Earlier this year, Dave Fontenot founded the largest undergraduate hackathon in the US.
MHacks brings together more than 1,000 students from universities around the world for three days of hacking and is sponsored by the likes of Google, Facebook, Andreessen Horowitz, Apple, Twilio, and Twitter.
Recently, Fontenot asked his following on Facebook for the hottest startups in Silicon Valley, and his question recieved an outpouring of interesting answers.
Firebase lets you build apps fast without managing servers.

Name: Firebase
Date founded: Septemeber 2011
Company size: 11 employees
Financing: This year, Firebase raised $5.6 million from Union Square Ventures and Flybridge Capital Partners, bringing its funding total to $7 million
Why we like it: Called the Dropbox of apps, Firebase dramatically simplifies app development (and its founders theorize that it could eventually serve about 95 percent of the applications on the web). Plus, the company boasts some pretty impressive customers, including CBS, BitTorrent, twitch, and Code Academy.
The founders of Nextdoor believes that good things happen when neighborhoods start getting connected.

Name: Nextdoor
Date founded: 2010
Company size: 60 employees
Financing: In October, Nextdoor recieved $60 million in funding from the likes of Greylock Partners, Benchmark, and Kleiner Perkins, bringing the company to a total of $100 million raise.
Why we like it: Nextdoor hopes to make neighborhoods stronger and safer and has over 22,000 using it around the country so far.
But the words of David Sze, an early investor in Facebook, Pandora, and LinkedIn, who wrote Nextdoor a $15 million dollar check on behalf of Greylock Partners, might be the best sign: "It has all the hallmarks of being the next great massively valued social network. I see every social network that comes out.
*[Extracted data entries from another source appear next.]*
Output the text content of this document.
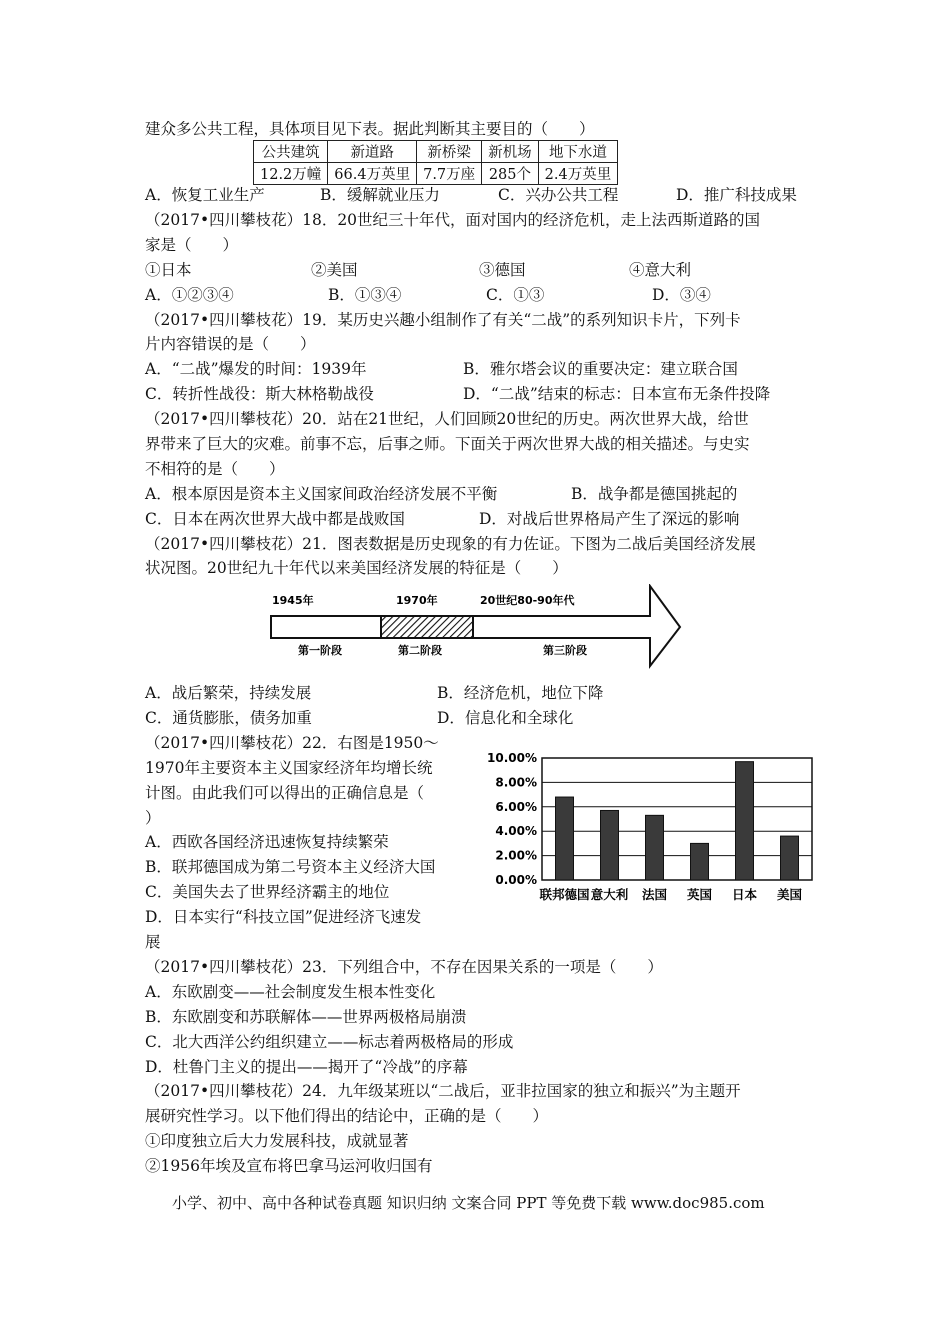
建众多公共工程，具体项目见下表。据此判断其主要目的（　　）
公共建筑	新道路	新桥梁	新机场	地下水道
12.2万幢	66.4万英里	7.7万座	285个	2.4万英里
A．恢复工业生产	B．缓解就业压力	C．兴办公共工程	D．推广科技成果
（2017•四川攀枝花）18．20世纪三十年代，面对国内的经济危机，走上法西斯道路的国
家是（　　）
①日本	②美国	③德国	④意大利
A．①②③④	B．①③④	C．①③	D．③④
（2017•四川攀枝花）19．某历史兴趣小组制作了有关“二战”的系列知识卡片，下列卡
片内容错误的是（　　）
A．“二战”爆发的时间：1939年	B．雅尔塔会议的重要决定：建立联合国
C．转折性战役：斯大林格勒战役	D．“二战”结束的标志：日本宣布无条件投降
（2017•四川攀枝花）20．站在21世纪，人们回顾20世纪的历史。两次世界大战，给世
界带来了巨大的灾难。前事不忘，后事之师。下面关于两次世界大战的相关描述。与史实
不相符的是（　　）
A．根本原因是资本主义国家间政治经济发展不平衡	B．战争都是德国挑起的
C．日本在两次世界大战中都是战败国	D．对战后世界格局产生了深远的影响
（2017•四川攀枝花）21．图表数据是历史现象的有力佐证。下图为二战后美国经济发展
状况图。20世纪九十年代以来美国经济发展的特征是（　　）
1945年	1970年	20世纪80-90年代
第一阶段	第二阶段	第三阶段
A．战后繁荣，持续发展	B．经济危机，地位下降
C．通货膨胀，债务加重	D．信息化和全球化
（2017•四川攀枝花）22．右图是1950～
1970年主要资本主义国家经济年均增长统
计图。由此我们可以得出的正确信息是（
）
A．西欧各国经济迅速恢复持续繁荣
B．联邦德国成为第二号资本主义经济大国
C．美国失去了世界经济霸主的地位
D．日本实行“科技立国”促进经济飞速发
展
0.00%
2.00%
4.00%
6.00%
8.00%
10.00%
联邦德国 意大利 法国 英国 日本 美国
（2017•四川攀枝花）23．下列组合中，不存在因果关系的一项是（　　）
A．东欧剧变——社会制度发生根本性变化
B．东欧剧变和苏联解体——世界两极格局崩溃
C．北大西洋公约组织建立——标志着两极格局的形成
D．杜鲁门主义的提出——揭开了“冷战”的序幕
（2017•四川攀枝花）24．九年级某班以“二战后，亚非拉国家的独立和振兴”为主题开
展研究性学习。以下他们得出的结论中，正确的是（　　）
①印度独立后大力发展科技，成就显著
②1956年埃及宣布将巴拿马运河收归国有
小学、初中、高中各种试卷真题 知识归纳 文案合同 PPT 等免费下载 www.doc985.com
I’ve sorted through all of them and passed on most of them."
Leap Motion is a futuristic, touch-free 3D motion-control and motion-sensing technology.

Name: Leap Motion
Date founded: October 2010
Company size: 80 employees
Financing: Earlier this year, Leap Motion raised $30 million from Peter Thiel's Founders Fund and Highland Capital Partners, bringing its total funding to $44.1 million.
Why we like it: The first computer to use Leap Motion technology will launch this fall and we're pretty excited to see all the cool things people will invent with Leap.
There is so much potential for this kind of gesture technology.